Entre temps, les compositions de Liszt antérieures aux « poèmes symphoniques » étaient autant d’essais qu’il y développerait et réaliserait. Ses Études assimilaient, comme son jeu lui-même, le piano à l’orchestre, et, le piano devenant par lui tout un orchestre, l’orchestre allait rester pour lui comme un instrument individuel dans sa main[3]. Dès 1834 et dans les années suivantes, quelques-unes des pièces étonnamment neuves et prophétiques de ses Années de pèlerinage pour piano célébraient déjà des souvenirs, des tableaux, des symboles ; ses

  1. « Pour nous, musiciens, l’œuvre de Beethoven est semblable à la colonne de nuée et de feu qui conduisit les Israélites à travers le désert… Son obscurité et sa lumière nous tracent également la voie que nous devons suivre. » Lettre à W. von Lenz, Franz Liszts Briefe, hgg. von La Mara (Leipzig, Breitkopf et Härtel, tome I, pp. 123, 124).
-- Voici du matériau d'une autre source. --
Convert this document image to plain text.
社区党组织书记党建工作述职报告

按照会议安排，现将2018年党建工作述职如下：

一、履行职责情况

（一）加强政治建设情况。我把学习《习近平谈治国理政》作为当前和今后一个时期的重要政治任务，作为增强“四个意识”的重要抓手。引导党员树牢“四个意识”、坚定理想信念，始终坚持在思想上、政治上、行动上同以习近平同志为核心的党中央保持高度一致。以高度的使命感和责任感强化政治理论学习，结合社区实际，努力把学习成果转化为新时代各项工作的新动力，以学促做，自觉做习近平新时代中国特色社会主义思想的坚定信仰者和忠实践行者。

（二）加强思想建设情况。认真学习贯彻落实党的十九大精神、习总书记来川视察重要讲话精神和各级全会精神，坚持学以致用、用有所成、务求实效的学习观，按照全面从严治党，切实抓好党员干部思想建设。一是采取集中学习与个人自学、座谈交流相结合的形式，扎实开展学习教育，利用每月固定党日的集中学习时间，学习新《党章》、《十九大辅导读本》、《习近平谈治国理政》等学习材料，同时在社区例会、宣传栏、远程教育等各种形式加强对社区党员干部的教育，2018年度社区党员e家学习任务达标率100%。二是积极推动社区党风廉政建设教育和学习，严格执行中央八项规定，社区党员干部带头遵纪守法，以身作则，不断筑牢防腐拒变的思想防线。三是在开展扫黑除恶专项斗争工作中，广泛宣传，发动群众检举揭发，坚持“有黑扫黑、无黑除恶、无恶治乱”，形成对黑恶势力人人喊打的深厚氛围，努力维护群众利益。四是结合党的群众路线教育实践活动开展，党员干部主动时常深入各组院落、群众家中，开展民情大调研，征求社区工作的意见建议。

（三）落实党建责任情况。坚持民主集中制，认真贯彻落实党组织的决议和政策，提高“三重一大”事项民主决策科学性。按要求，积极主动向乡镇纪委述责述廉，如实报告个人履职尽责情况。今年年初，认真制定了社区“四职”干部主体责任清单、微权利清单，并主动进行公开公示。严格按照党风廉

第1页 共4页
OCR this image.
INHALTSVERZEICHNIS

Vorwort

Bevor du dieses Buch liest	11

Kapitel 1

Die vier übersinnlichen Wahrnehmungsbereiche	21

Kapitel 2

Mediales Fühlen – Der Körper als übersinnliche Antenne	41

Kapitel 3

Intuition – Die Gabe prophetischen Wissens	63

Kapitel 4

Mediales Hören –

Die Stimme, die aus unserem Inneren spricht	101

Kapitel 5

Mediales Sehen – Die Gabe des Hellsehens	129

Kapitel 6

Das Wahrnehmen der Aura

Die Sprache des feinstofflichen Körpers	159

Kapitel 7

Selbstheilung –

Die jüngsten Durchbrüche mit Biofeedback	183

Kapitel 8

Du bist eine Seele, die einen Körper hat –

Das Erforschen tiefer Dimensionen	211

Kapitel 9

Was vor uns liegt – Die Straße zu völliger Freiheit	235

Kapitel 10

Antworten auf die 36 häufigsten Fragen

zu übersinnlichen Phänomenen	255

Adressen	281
  2. Gesammelte Schriften (tome IV, pp. 21 et 50).
  3. Si, dans son écriture « pianistique », beaucoup de formules rappellent l’orchestre, il arrive aussi que le piano s’attarde, reparaisse ou subsiste dans son écriture d’orchestre. C’est sensible, en particulier, dans Mazeppa, qui est presque la version pour orchestre d’une des Études d’exécution transcendante.